Empêchés d’accéder à leurs terres
Les faibles rendements agricoles et les politiques israéliennes qui sapent le secteur placent l’agriculture dans une situation difficile. Les politiques et investissements focalisent leur attention sur d’autres secteurs économiques tels que l’industrie et les services. Alors de nombreux travailleurs agricoles palestiniens sont obligés de travailler en Israël. En réponse, l’Adel propose des possibilités d’entrée dans le marché palestinien. Pour Jihad Abdo, « cela procure des revenus aux personnes et produit des biens palestiniens compétitifs. C’est une occasion importante d’assurer un futur plus sûr pour nous et pour nos enfants, et aide à lutter contre le chômage des jeunes dû à l’occupation. »
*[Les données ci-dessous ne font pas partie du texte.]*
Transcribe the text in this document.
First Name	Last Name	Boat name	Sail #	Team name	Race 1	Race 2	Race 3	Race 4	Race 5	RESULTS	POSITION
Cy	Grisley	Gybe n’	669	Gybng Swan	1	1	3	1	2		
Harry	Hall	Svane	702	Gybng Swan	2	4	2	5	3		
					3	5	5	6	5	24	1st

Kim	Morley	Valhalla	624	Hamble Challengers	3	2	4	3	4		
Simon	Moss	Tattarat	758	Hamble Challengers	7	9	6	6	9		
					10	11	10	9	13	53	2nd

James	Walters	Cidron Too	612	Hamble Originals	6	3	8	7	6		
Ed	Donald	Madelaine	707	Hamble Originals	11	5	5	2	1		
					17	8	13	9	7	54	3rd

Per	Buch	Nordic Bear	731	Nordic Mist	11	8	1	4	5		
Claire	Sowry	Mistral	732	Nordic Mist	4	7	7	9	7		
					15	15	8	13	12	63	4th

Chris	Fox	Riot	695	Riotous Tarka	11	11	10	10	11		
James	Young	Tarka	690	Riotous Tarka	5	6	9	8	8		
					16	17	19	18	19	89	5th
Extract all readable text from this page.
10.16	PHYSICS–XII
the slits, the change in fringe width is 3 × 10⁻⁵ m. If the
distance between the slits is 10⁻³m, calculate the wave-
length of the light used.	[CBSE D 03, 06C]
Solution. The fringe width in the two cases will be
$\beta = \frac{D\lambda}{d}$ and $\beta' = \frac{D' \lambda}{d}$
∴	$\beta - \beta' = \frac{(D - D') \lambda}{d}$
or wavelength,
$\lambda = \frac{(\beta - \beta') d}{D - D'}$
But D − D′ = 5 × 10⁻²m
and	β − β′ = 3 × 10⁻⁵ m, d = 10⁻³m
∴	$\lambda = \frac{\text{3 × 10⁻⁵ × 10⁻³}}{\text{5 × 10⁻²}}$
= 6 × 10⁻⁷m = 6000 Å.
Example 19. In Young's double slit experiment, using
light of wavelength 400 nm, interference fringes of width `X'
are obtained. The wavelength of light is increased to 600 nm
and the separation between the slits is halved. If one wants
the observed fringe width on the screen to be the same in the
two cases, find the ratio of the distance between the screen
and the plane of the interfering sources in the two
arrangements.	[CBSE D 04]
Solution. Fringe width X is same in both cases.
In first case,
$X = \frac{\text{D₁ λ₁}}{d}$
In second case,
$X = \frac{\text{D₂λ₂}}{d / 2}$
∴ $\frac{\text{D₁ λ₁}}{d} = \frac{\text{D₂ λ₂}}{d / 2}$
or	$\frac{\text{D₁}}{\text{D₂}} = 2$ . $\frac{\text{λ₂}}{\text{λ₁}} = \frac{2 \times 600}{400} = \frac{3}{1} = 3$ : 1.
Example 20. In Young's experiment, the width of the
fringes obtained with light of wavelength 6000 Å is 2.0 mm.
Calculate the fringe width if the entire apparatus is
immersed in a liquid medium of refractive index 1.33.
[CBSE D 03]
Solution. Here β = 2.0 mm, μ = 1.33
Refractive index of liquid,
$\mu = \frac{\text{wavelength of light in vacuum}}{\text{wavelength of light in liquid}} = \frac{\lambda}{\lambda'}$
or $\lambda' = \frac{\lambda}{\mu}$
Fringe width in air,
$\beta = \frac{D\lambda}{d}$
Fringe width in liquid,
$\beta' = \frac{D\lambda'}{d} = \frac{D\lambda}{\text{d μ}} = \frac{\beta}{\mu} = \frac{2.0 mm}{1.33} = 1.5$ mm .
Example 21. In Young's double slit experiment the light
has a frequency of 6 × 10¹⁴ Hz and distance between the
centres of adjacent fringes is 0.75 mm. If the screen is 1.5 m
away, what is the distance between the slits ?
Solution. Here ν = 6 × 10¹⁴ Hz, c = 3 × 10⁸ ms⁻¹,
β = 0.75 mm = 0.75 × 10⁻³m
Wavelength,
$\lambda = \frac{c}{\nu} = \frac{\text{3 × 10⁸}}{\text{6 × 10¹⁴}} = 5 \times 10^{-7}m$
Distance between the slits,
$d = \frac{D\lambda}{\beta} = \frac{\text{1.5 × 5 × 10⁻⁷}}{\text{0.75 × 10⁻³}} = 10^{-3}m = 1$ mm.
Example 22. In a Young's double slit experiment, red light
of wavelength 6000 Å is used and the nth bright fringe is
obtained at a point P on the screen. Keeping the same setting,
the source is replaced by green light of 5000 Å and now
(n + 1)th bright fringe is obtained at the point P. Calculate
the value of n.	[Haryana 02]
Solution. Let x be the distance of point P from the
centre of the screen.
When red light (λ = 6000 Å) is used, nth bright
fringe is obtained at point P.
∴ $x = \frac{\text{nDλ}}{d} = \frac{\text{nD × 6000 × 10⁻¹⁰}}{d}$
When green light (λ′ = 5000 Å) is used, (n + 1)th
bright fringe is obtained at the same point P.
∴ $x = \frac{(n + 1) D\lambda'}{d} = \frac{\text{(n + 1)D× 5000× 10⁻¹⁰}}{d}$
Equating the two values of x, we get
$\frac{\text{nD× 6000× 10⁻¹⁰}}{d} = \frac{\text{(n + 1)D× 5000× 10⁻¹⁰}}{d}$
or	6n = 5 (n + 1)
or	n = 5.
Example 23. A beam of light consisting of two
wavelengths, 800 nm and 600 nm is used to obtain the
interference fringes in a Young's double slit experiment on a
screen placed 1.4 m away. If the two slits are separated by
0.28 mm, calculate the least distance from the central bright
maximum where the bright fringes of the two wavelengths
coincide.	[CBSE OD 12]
Il ne manque pas de dénoncer « les checkpoints et les militaires ainsi que les colons qui empêchent parfois les agriculteurs d’accéder à leurs terres. Les cultures sont souvent détruites ou appropriées. Les structures et les obstacles mis en place par l’occupation freinent notre travail. »
Les prélèvements imposés par l’Autorité palestinienne constituent un autre frein. Les politiques ne prévoient aucune exonération pour les agriculteurs palestiniens et augmentent les prix de l’eau et de l’électricité, tout en empêchant les exploitants de creuser des puits sur leurs terres. Tout cela fait monter les prix, ce qui empêche les produits palestiniens d’être compétitifs. Les produits israéliens dominent le marché. « Quand nous produirons assez de nourriture, même le boycott d’Israël sera plus facile », assure Jihad Abdo.
Si les cas de l’Égypte et de la Palestine sont bien distincts, l’importance du secteur agricole est souvent sous-estimée en raison de l’actualité politique. Pourtant les deux sont indissociables tant la stabilité et l’émancipation des populations en dépendent.